As a direct consequence of these characteristics, genetic data are not considered to be “scarce” and their ownership cannot be justified on an economic basis, particularly at a time at which the price of sequencing is rapidly decreasing.

On the contrary, it would be appropriate to ensure open access to these data, to prevent their use for research and care being limited to those controlling them. Even if these data cannot be appropriated as such, economic actors try to protect them with legal devices, such as exclusivity agreements, confidentiality agreements or intellectual property rights (Stiglitz 2007–2008), such as those used to protect databases in Europe. Such protective arrangements provide the holders of the data with the power to control downstream markets in care and research (Kitch 1980). This control raises serious ethical problems if it jeopardizes access to care at a reasonable cost for all, or favors a move from social insurance systems based on solidarity to systems based on individual ability to pay.

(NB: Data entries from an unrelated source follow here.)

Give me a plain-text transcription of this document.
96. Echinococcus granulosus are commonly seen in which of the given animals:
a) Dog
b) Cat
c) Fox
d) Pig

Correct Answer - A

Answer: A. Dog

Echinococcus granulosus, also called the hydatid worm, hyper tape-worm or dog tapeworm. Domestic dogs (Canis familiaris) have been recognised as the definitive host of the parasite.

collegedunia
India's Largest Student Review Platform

Other questions are also emerging about the consequences of increases in the flow of genetic data between patients and industry: will industry always need academic medical centers for the development and testing of new drugs and tools? Will patients always need academic medical centers, or even physicians, for diagnosis and treatment? These questions are clearly relevant to the large numbers of individuals subscribing to offers of this kind [>1,000,000 over only 10 years for 23andMe (Stoekle et al. 2016)] and likely to request the new blood test for cancer being developed by Illumina. Indeed, the company recently said that it will form a new company (Grail) to develop a blood test, costing $1000 (or less), for detecting cancers before the onset of symptoms. Illumina predicts that this blood test will reach the market by 2019 (Regalado 2016b).

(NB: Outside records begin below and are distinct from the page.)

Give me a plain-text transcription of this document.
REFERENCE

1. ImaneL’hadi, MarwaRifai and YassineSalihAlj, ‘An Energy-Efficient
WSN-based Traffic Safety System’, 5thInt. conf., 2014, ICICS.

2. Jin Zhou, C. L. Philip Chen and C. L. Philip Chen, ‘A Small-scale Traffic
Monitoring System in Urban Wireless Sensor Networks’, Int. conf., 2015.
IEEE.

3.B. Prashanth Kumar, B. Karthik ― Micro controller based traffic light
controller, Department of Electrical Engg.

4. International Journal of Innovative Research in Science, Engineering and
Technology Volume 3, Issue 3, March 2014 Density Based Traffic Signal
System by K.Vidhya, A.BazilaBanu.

The Pan Cancer Analysis of Whole Genomes project has demonstrated that the use of cloud computing is much faster and cheaper than the use of conventional academic data centers for the analysis of large amounts of data. In this context, another approach to ensuring free access might be to ensure that all major genetic data be uploaded onto academic and commercial clouds, to prevent private companies, such as GAFA, from obtaining full control over these data (Stein et al. 2015). This process could be managed by MTB and e-IC, reducing costs by keeping the patients out of hospital but staying in real-time communication with them. IT could be used to manage all communication facilities for the development of cancer research, but it would not be competent to manage the message. We believe that academic medical centers remain the best structure for this purpose. This principle seems to have been applied by the Geisinger Health Institute (US) since 2006 [Geisinger website (www.geisinger.org)]. However, the final decision will probably depend on whether societies choose to organize their social insurance systems on the basis of solidarity, as in France, or according to individual ability to pay, as in the United States and many other countries.

Conclusion

In the new era of DM, biobanking, data banking, integration and processing are becoming essential. It is now clear that clinicians, researchers and industry are starting to understand the need to use genomics, bioinformatics, biostatistics, computer algorithms and machine or deep learning to handle the large amounts of complex genetic data produced and banked effectively for use in care and research in academic medical centers. However, it remains unclear how and why they should provide such data to patients. MTB and e-IC are, thus, much more than just simple structures or forms. They are new ways of organizing the functioning of academic medical centers for DM, to strengthen ties with patients, clinicians, researchers and industry, and to prevent private companies from establishing a monopoly for the storage and analysis of biological samples and genetic data. This issue is of particular importance in countries in which social insurance systems are based on solidarity, rather than individual ability to pay. Yesterday’s world belonged to countries with oil wells and refineries. Tomorrow’s world will belong to those with biobanks, databases, algorithms and artificial intelligence for the generation of big data and data mining. We all need to be aware of this, patients above all.